The flow is restricted in several ways – intentionally. There’s no access to the first-floor courtyard from any of the front areas, not even a window. The only access is from the dining area in the rear. This forces people to traverse through a passage, a golden-yellow light-filled corridor, in order to enter the first-floor courtyard area. The maid’s room has a window and access to a separate “patio del servicio”. There appears to be a wall separating it from the main courtyard. So there is visual privacy but not auditory privacy.
The second story extends the courtyards with open, smaller courtyards.
Color is King
“Color isn’t just a surface decoration for Barragan. It’s not an afterthought. It’s foundational to his architecture. His spaces can’t stand alone without the color – if they were all white, they’d be dead. The color is as important as the volumes.” I never thought I’d hear Mark English say something like this… he’s a passionate Modernist, drawing his “warm and Modern” inspiration from Mid-Century Modernist sensibilities. In his own spaces, he often employs the “whitespace” look, if we can judge from his office and his Napa house.
After I got up off my fainting couch, I recalled colorist Jill Pilaroscia’s parting advice to architects in our interview a few years back, where she said, “Don’t be afraid of color. Give color a chance!”
A Wikipedia article notes Barragán’s early affinity for le Corbusier’s notions that houses are “machines for living”, and his subsequent transition to “emotional architecture”. Colors have a deep impact on emotions and perceptions, and instead of erasing these to focus on pure form, the architect has employed them as primary building blocks to create a sensory experience.
The Trade-Offs of Relying on Color
I asked Mark if he planned on changing his own design style as a result of experiencing a color-centric environment. “Time will tell,” he replied, somewhat enigmatically. “Part of me worries about what happens to a place that is so color-dependent. What if someone paints it white? It would lose all of its appeal and just be dead space. For example, consider a home featuring a curved wall as its central design element. One could paint that wall any color you wanted without marring the original design concept, because the color is not so married to the form.”

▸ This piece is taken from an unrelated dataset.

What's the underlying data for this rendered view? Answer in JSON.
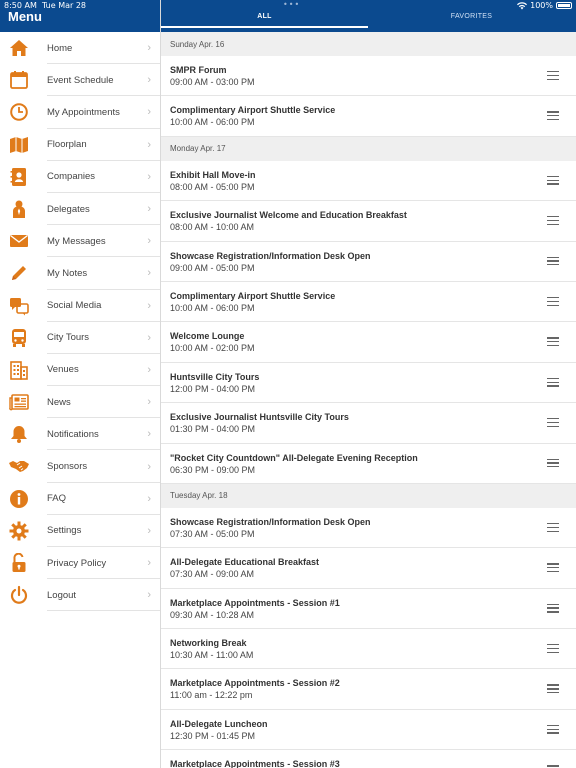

Corridor Transition to Dining and Pool
After entering, a corridor transitions from the front area to the dining and pool areas. It is only from the dining room that one can even access the courtyard directly.
Barragán creates a sense of abstraction through the use of simple colors and shapes. The interior uses primary colors: blue, red, and yellow, while the walls of the courtyards are complex secondary or tertiary colors: vivid lavender, a sky-blue hue, deep rose, golden ochre, and olive green accents. In some places, the openings seem reminiscent of the sculpturally abstract feel of Incan architecture.

Second Story
The second-story area includes a living room, bedrooms, and exterior courtyards and walkways.

This leaves me to wonder what impact this experience might have on Mark English’s future designs.